Des services secrets, nous ne savons que les échecs et rarement les succès. Si l'échec provoque l'anathème, l'ingratitude est fille de la victoire. Quand à la gloire, il faut l'oublier, elle est pour les autres...

mardi 3 novembre 2020

Projet d'attentat contre Emmanuel Macron : l'ultradroite dans le viseur de la DGSI

 

Alors que les services de renseignements sont mobilisés contre la menace terroriste islamiste, la Direction générale de la sécurité intérieure (DGSI) garde un œil sur les figures de l'ultradroite française. Les derniers attentats de Nice et de Conflans-Sainte-Honorine ont poussé le milieu du renseignement à resserrer ses dispositifs de surveillance autour de personnalités déjà connues, soupçonnées de vouloir s'en prendre à la communauté musulmane.

C'est dans ce contexte de très forte tension que la DGSI, saisie par un juge d'instruction dans le cadre d'une commission rogatoire, a procédé à une nouvelle interpellation dans le dossier dit des « Barjols », ce groupuscule démantelé en 2018 après avoir fomenté un coup d'État. Delphine T., aide-soignante à la retraite, a été sortie de son lit, mardi 3 novembre, par une escouade de fonctionnaires de police cagoulés. Elle a été dénoncée, lors d'un interrogatoire, par un homme qui avait déjà été interpellé dans le cadre de cette affaire. Ce dernier la désigne comme l'instigatrice de leurs projets.

Un profil Facebook vindicatif

Sur son profil Facebook, l'égérie du complotisme annonce la couleur. Un zoom sur ses yeux bleus en surimpression surmonte un cœur formé d'armes à feu : des revolvers, des pistolets, un ou deux fusils et une grenade. Delphine T. se présente comme une ancienne élève de Saint-Cyr Coëtquidan puis passée par l'Ensoa de Saint-Maixent, l'école des sous-officiers d'active de l'armée de terre, située dans les Deux-Sèvres.

Très présente sur le réseau social depuis au moins 2017, elle appelle régulièrement à « l'action » contre Emmanuel Macron et son gouvernement. Le chef de l'État est vilipendé, présenté comme le « poudré », réputé « faible avec les migrants et l'islam », mais qui tape « fort contre les Gilets jaunes ».

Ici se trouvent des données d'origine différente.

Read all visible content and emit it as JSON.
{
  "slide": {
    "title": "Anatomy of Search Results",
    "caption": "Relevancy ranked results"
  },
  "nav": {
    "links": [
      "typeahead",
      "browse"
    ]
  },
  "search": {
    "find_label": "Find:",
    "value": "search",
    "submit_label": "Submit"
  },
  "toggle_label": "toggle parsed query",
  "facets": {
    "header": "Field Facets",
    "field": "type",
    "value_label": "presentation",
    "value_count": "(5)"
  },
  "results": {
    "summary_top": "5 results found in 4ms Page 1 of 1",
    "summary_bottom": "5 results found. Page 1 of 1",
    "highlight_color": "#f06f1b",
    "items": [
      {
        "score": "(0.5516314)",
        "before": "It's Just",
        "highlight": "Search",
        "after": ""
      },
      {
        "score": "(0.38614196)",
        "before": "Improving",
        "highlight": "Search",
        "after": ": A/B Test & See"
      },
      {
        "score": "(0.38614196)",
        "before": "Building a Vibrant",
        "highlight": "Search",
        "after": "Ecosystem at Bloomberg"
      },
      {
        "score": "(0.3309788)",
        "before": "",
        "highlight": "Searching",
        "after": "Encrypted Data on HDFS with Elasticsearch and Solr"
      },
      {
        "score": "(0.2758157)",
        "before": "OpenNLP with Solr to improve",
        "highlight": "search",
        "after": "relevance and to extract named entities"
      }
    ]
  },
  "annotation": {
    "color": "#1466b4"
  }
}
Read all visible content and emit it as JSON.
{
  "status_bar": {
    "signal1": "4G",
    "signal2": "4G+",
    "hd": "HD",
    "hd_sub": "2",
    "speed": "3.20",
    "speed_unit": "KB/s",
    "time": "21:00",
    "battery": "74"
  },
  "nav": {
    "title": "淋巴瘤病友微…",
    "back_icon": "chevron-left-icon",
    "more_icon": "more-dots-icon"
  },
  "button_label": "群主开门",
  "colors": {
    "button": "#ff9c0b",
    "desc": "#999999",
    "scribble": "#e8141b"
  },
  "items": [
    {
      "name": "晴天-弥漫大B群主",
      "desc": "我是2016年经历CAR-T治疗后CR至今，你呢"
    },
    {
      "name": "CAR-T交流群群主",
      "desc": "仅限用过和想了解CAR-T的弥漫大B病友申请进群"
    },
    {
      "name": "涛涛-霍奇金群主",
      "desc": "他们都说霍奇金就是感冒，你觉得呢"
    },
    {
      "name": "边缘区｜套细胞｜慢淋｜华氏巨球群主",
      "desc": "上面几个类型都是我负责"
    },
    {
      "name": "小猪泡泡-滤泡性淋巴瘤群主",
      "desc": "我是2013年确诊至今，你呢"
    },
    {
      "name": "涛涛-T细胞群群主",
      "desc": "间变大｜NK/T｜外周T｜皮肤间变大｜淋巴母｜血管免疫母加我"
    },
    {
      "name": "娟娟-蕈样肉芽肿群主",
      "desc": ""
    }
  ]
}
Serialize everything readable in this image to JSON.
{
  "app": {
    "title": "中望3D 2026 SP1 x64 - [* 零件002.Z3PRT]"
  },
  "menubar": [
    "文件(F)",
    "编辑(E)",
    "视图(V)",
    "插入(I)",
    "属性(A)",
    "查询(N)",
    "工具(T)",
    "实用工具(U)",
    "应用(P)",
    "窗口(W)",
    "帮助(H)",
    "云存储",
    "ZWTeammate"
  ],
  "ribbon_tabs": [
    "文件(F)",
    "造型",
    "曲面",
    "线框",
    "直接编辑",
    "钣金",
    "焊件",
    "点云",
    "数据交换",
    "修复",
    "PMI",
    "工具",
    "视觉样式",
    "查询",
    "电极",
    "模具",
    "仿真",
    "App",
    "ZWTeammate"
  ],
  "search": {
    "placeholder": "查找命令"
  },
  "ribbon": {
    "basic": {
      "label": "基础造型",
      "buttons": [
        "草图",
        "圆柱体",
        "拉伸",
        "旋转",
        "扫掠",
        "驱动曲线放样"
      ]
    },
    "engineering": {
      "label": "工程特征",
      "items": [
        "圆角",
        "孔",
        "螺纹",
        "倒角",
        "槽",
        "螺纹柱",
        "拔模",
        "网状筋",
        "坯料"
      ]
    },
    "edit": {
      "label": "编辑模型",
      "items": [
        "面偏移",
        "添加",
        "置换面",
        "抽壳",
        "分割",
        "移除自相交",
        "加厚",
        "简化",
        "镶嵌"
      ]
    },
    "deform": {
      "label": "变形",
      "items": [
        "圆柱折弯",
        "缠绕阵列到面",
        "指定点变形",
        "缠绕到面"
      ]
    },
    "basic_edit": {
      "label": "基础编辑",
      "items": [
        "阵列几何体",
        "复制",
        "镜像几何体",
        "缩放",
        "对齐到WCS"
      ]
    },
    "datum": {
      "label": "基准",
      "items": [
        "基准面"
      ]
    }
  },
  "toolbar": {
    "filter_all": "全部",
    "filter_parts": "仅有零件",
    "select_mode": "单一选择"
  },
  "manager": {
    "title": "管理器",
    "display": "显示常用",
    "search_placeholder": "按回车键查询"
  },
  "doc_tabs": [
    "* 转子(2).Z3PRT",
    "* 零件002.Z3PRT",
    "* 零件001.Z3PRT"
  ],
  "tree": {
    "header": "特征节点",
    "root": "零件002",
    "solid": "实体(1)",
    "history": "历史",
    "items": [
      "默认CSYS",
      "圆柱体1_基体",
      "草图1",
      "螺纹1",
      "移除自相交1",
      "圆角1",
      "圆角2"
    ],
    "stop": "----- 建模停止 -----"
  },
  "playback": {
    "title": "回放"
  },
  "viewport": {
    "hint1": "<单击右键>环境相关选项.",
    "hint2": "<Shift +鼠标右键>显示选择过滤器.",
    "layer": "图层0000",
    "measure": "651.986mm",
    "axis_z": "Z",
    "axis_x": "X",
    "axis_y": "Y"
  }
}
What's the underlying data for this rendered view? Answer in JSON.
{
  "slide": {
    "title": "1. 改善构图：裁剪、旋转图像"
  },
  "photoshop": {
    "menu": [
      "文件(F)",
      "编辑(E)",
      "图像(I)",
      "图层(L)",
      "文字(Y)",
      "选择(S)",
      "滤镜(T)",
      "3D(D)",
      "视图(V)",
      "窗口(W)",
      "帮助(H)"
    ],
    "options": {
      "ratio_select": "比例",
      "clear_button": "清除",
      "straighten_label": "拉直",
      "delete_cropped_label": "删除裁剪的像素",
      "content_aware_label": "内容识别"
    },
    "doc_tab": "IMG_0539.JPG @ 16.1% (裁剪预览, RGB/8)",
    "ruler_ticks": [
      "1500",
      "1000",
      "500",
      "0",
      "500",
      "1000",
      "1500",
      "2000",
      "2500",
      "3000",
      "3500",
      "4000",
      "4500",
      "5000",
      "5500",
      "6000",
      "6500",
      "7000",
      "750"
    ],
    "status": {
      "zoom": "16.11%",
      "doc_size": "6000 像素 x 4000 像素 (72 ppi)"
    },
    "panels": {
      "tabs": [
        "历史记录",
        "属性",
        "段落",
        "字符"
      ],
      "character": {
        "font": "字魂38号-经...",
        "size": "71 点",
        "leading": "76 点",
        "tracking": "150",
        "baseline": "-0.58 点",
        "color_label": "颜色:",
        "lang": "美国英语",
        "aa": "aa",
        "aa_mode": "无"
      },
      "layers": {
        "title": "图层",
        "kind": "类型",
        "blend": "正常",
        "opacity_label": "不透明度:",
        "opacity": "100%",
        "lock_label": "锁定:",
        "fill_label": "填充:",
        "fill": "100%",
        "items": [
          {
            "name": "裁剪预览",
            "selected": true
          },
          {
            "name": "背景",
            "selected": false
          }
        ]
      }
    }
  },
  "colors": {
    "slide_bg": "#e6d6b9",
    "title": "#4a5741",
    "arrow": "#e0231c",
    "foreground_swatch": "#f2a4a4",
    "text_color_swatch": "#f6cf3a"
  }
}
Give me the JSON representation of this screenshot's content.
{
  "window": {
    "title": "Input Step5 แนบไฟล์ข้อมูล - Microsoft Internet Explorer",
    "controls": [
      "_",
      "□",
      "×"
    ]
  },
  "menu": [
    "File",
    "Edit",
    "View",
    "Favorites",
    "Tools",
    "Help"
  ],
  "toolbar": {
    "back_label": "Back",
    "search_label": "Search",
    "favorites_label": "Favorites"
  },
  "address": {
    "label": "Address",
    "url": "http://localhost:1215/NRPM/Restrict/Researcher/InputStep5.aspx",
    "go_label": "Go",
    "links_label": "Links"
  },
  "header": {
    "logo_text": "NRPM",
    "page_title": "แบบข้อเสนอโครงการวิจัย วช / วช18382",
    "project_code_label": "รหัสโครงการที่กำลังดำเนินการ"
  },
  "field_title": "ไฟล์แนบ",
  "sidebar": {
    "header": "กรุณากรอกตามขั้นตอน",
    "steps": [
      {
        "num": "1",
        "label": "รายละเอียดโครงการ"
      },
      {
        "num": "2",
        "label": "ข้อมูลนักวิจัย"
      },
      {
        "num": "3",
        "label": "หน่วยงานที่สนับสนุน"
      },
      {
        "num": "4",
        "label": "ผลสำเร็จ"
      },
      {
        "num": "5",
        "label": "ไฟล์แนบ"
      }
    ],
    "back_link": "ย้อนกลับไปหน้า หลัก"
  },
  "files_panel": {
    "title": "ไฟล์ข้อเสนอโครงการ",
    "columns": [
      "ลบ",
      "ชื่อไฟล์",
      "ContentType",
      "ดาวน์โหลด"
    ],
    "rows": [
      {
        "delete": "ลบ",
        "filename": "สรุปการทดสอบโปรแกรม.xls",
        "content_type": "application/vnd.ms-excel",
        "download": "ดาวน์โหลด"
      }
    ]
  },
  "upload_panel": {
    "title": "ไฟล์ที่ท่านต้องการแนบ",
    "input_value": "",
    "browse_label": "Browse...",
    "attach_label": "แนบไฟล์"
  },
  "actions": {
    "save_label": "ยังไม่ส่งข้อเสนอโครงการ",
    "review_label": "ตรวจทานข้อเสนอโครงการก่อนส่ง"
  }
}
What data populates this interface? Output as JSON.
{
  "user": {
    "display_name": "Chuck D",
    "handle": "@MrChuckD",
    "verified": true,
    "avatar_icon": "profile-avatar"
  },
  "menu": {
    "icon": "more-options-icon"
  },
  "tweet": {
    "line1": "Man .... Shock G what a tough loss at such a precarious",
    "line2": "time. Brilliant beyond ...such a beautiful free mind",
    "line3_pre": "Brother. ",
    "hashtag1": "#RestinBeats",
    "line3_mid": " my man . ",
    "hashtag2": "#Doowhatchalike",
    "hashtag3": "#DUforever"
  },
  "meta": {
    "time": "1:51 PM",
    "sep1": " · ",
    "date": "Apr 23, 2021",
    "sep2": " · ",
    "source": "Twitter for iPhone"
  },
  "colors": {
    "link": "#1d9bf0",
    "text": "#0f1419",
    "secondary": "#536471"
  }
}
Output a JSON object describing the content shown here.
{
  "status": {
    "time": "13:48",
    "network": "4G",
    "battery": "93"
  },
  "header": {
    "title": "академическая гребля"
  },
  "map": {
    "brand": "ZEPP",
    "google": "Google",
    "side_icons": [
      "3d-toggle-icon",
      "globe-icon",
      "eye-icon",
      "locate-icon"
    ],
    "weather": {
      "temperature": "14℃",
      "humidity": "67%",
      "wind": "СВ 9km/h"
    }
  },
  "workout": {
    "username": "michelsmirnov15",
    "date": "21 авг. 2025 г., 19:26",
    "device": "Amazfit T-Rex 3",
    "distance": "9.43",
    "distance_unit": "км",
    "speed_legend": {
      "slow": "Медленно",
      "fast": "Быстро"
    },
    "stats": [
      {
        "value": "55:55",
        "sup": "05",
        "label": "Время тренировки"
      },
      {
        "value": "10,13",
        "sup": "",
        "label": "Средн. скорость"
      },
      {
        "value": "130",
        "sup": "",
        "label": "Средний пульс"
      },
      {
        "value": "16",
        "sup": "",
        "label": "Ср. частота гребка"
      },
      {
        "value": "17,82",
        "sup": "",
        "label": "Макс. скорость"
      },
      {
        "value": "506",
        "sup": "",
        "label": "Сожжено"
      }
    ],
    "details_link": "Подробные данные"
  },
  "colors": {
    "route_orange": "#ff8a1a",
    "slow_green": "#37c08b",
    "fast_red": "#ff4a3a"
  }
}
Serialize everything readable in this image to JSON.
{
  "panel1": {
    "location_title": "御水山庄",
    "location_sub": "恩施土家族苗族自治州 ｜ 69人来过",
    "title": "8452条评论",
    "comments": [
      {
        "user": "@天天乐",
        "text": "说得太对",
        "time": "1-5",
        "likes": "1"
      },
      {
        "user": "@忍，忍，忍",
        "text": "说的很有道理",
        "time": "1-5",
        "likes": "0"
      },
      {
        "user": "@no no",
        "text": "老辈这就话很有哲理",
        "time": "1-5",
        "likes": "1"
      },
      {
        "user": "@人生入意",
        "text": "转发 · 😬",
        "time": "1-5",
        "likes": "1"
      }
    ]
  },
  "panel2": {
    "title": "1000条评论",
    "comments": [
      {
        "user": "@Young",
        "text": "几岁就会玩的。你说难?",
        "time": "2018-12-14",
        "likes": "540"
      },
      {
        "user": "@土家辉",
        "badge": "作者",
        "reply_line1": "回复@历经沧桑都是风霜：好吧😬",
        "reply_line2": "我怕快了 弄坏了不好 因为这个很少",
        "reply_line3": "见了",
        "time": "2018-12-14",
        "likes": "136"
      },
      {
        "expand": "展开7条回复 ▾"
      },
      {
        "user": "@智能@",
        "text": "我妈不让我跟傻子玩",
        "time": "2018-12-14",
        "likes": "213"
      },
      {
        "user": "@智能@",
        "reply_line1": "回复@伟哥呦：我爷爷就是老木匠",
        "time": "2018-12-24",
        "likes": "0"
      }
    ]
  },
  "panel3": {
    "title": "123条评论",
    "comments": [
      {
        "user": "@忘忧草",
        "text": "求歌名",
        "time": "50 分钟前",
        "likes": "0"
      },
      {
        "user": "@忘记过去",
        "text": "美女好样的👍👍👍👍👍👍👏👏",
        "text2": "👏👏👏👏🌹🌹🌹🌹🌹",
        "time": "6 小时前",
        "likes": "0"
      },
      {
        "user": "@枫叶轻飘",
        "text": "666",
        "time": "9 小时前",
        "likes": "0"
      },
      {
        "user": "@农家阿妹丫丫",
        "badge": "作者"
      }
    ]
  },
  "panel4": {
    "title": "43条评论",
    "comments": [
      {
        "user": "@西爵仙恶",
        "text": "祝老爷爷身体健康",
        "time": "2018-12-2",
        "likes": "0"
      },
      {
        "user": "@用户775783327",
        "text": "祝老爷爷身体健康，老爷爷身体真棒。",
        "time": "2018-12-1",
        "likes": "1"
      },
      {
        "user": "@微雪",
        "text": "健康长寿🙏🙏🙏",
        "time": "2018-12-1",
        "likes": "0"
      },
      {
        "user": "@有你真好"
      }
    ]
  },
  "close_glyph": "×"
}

Pour Delphine T., les Gilets jaunes sont pusillanimes et leurs actions ne servent pas à grand-chose. « Tous ces pseudo-représentants des Gilets jaunes vous appelant à manifester, pour rien, ne visent qu'une place de député européen ou autre fonction bien au chaud et à vos détriments », écrivait-elle en décembre 2018. La retraitée les accuse de « gémir pour 22 centimes de plus sur les carburants et 30 euros de moins sur les salaires », et d'oublier que « la véritable précarité, vous la trouverez le soir à chercher à manger dans les poubelles ». « À vous de réagir, ou de mourir », concluait-elle.

Un projet flou

Quatre personnes, dont Jean-Pierre B., avaient été interpellées et mises en examen dans le cadre de l'affaire des « Barjols » en 2018. Deux autres personnes avaient été écrouées un an plus tard, en novembre 2019. Selon la DGSI, Delphine T. serait la onzième personne mise en cause dans ce dossier. Très actifs sur les réseaux sociaux, les Barjols avaient pris l'habitude d'organiser des week-ends sur le thème de la self-défense et des armes à feu, à l'occasion desquels ils étalaient leur haine des politiques, du « système », des migrants et des mosquées, des riches ou encore des francs-maçons.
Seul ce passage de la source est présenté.